Voice Calibration

This guide walks you through calibrating the formant frequency map in FFTVoiceDetection.h for accurate viseme (mouth shape) detection.

What Are Formants?

Formants are resonant frequencies of the vocal tract that define the characteristics of vowel sounds.

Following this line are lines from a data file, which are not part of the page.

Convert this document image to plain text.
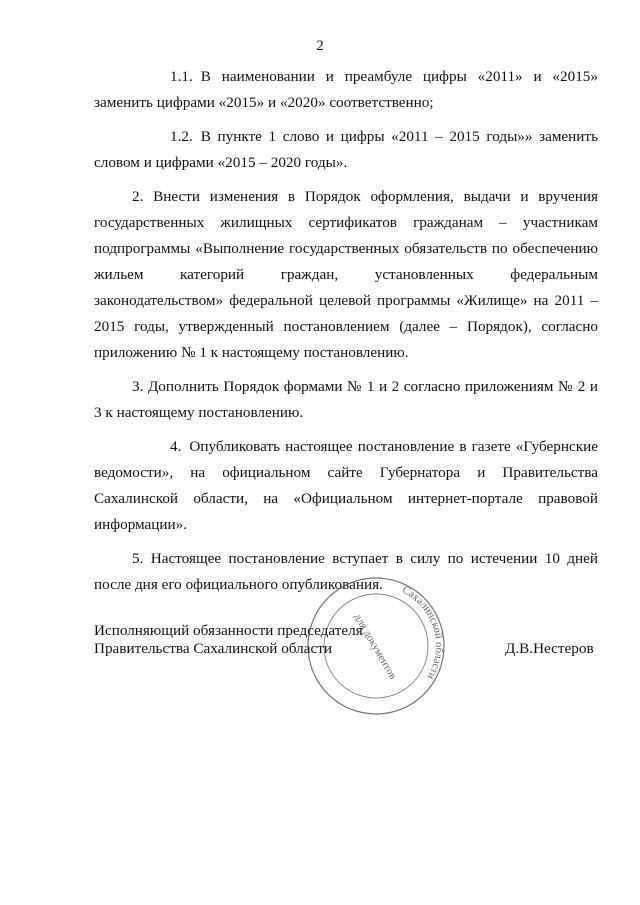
2

1.1. В наименовании и преамбуле цифры «2011» и «2015» заменить цифрами «2015» и «2020» соответственно;

1.2. В пункте 1 слово и цифры «2011 – 2015 годы»» заменить словом и цифрами «2015 – 2020 годы».

2. Внести изменения в Порядок оформления, выдачи и вручения государственных жилищных сертификатов гражданам – участникам подпрограммы «Выполнение государственных обязательств по обеспечению жильем категорий граждан, установленных федеральным законодательством» федеральной целевой программы «Жилище» на 2011 – 2015 годы, утвержденный постановлением (далее – Порядок), согласно приложению № 1 к настоящему постановлению.

3. Дополнить Порядок формами № 1 и 2 согласно приложениям № 2 и 3 к настоящему постановлению.

4. Опубликовать настоящее постановление в газете «Губернские ведомости», на официальном сайте Губернатора и Правительства Сахалинской области, на «Официальном интернет-портале правовой информации».

5. Настоящее постановление вступает в силу по истечении 10 дней после дня его официального опубликования.	Сахалинской области
для документов
Исполняющий обязанности председателя
Правительства Сахалинской области	Д.В.Нестеров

In ProtoTracer:

F1 corresponds to the height of the tongue
F2 corresponds to the position of the tongue

Each viseme has a pair of F1 and F2 frequencies that define its position in the frequency space.

Prerequisites

1. Spectrum Analyzer

Install a spectrum analyzer app on your phone or computer:

Spectroid (Android)
Room EQ Wizard (Desktop)

2. Microphone Setup

Use a high-quality microphone in a quiet environment
Ensure consistent distance and orientation between the microphone and speaker

3. Sound Samples

Prepare to produce these vowel sounds during calibration:

EE (as in “see”)
AE (as in “cat”)
UH (as in “but”)
AR (as in “car”)
ER (as in “her”)
AH (as in “father”)
OO (as in “boot”)

Calibration Process

Step 1: Gather Formant Data

Open the Spectrum Analyzer
- Configure to display frequency peaks
- Set frequency range to 0–4000 Hz
Produce Each Sound
- Speak each vowel sound
- Record the first peak (F1) and second peak (F2) frequencies
Example: For EE, F1 might be 350 Hz and F2 might be 3200 Hz
Repeat for Accuracy
- Repeat each sound several times to average the observed F1 and F2 values

Step 2: Update FFTVoiceDetection.h

Locate the Coordinates

In FFTVoiceDetection.h, find the Vector2D definitions for each viseme:

// Original formant map
Vector2D visEE = Vector2D(350.0f, 3200.0f);  ///< Coordinates for "EE"
Vector2D visAE = Vector2D(500.0f, 2700.0f);  ///< Coordinates for "AE"
Vector2D visUH = Vector2D(1100.0f, 2700.0f); ///< Coordinates for "UH"
Vector2D visAR = Vector2D(850.0f, 850.0f);   ///< Coordinates for "AR"
Vector2D visER = Vector2D(1000.0f, 1000.0f); ///< Coordinates for "ER"
Vector2D visAH = Vector2D(900.0f, 2400.0f);  ///< Coordinates for "AH"
Vector2D visOO = Vector2D(600.0f, 600.0f);   ///< Coordinates for "OO"

Update the Values

Replace with your calibrated averages:

// Updated formant map
Vector2D visEE = Vector2D(360.0f, 3150.0f);  ///< Updated for "EE"
Vector2D visAE = Vector2D(510.0f, 2650.0f);  ///< Updated for "AE"
Vector2D visUH = Vector2D(1120.0f, 2750.0f); ///< Updated for "UH"
// ... continue for all visemes

Save the File

Step 3: Verify Calibration

Compile and Upload

Recompile and upload to your Teensy using PlatformIO
Test Sounds

Produce each vowel sound and check the corresponding viseme probabilities using the PrintVisemes method:
```
// Serial output format from PrintVisemes:
// <f1>,<f2>,<viseme_label>
// Example: 350.0,3200.0,EE
```
Adjust Threshold (Optional)

If probabilities don’t align as expected, tweak the threshold value:
```
float threshold = 400.0f; ///< Adjust as needed
```

Troubleshooting

Inconsistent Probabilities

Ensure the microphone captures clear audio
Verify F1 and F2 frequencies during calibration

Low Probabilities

Increase the threshold value slightly

Check peakDetection parameters for sensitivity:

PeakDetection<peakCount> peakDetection = PeakDetection<peakCount>(8, 2.0f, 0.5f);

Overlap Between Visemes

Adjust coordinates for closer alignment with actual formant frequencies

By following these steps, you can ensure accurate calibration of the formant frequency map for reliable viseme detection in your Protogen.